Vorbilder Subotic und Bell

Es ist schon so, wie es der Abwehrspieler von Union Berlin Neven Subotic formuliert hat: Es gibt in Sachen Vorbilder noch Luft nach oben. Der frühere Mainzer hat aber auch Recht, wenn er sagt, dass das alle angeht, die Vereine und die gesamte Gesellschaft. Der gebürtige Bosnier hat eine Stiftung, die in Äthiopien Brunnenbau-Projekte unterhält, um Menschen den Zugang zu sauberem Wasser zu ermöglichen. Neven Subotic ist nicht der einzige, der Gutes tut. Viele Profis engagieren sich. Es muss auch nicht gleich Afrika sein.

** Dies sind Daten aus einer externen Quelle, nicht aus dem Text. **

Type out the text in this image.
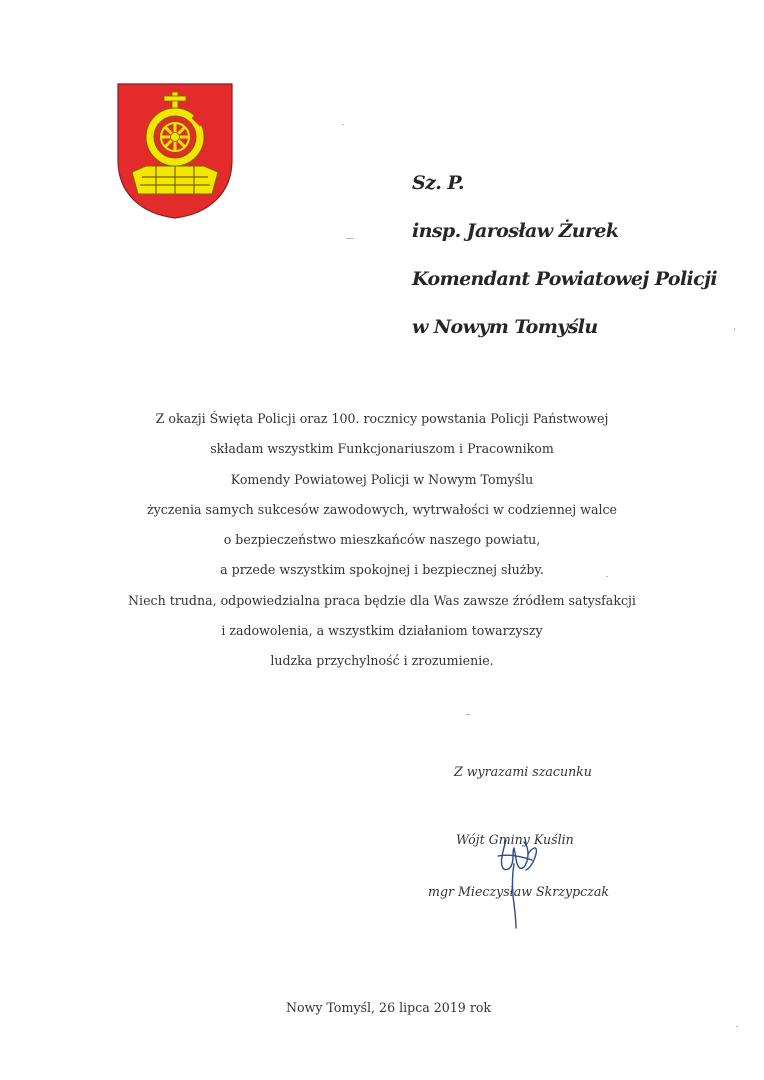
Sz. P.
insp. Jarosław Żurek
Komendant Powiatowej Policji
w Nowym Tomyślu
Z okazji Święta Policji oraz 100. rocznicy powstania Policji Państwowej
składam wszystkim Funkcjonariuszom i Pracownikom
Komendy Powiatowej Policji w Nowym Tomyślu
życzenia samych sukcesów zawodowych, wytrwałości w codziennej walce
o bezpieczeństwo mieszkańców naszego powiatu,
a przede wszystkim spokojnej i bezpiecznej służby.
Niech trudna, odpowiedzialna praca będzie dla Was zawsze źródłem satysfakcji
i zadowolenia, a wszystkim działaniom towarzyszy
ludzka przychylność i zrozumienie.
Z wyrazami szacunku
Wójt Gminy Kuślin
mgr Mieczysław Skrzypczak
Nowy Tomyśl, 26 lipca 2019 rok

Stefan Bell, der Mainzer Verteidiger, ist Vorsitzender seines Heimatvereins, dem FV Wehr in der Eifel, und hat dort im Sommer vergangenen Jahres geholfen, Pflastersteine zu verlegen. Da war keine Kamera. Er hat es gemacht – und in einer Presserunde erzählt, weil er danach gefragt wurde. An die große Glocke würde er es von sich aus nie im Leben hängen. Es muss ja auch nicht immer alles ans Licht der Öffentlichkeit. Und klar ist es auch so, dass die Fernseh-Fußballer dreimal überlegen müssen, was sie sagen. Darum sind sie auch nicht zu beneiden. Aber im Jahr seines 100. Geburtstags, der am 31. Oktober sein wird, sind die Tugenden eines Fritz Walter gefragt.

Abgehängte 3. Liga

Die einen dürfen ab heute, die anderen werden in einem Ping-Pong-Spiel aufgerieben. Als hätte der 1. FC Kaiserslautern nicht schon genug Sorgen, gestaltet sich die Terminfindung für eine mögliche Saison-Fortsetzung mit Geisterspielen als äußerst schwierig. Organisations-Weltmeister sind wir in Deutschland nur dann, wenn genug Geld im Spiel ist? Oder bin ich jetzt nur böse, wenn ich das denke. Da sind wir wieder bei der Solidarität. In der Krise, auf die niemand, auch der Sport nicht, vorbereitet sein konnte, zieht der Bundesliga-Fußball sein Ding durch. Dritte Liga? Die findet eben nicht unter dem großen Schirm der Deutschen Fußbball Liga statt, sondern ist gehört seit der Gründung der DFL vor bald 19 Jahren unters Dach des DFB. Die Erst- und Zweitligisten sind kein elitärer Zirkel. Es gibt immer noch Ein- und Ausgangstüren. Aber die Coronakrise deckt die strukturellen Schwächen dieser fußballerischen Zwei-Klassen-Gesellschaft brutal auf.

Scheitern könnten alle. Und es ist auch niemand darum zu beneiden, dass er einen definitiven Saisonabbruch in Kopf durchspielen muss. Aber es gibt sehr viele Menschen, die von der Coronakrise wesentlich härter getroffen werden.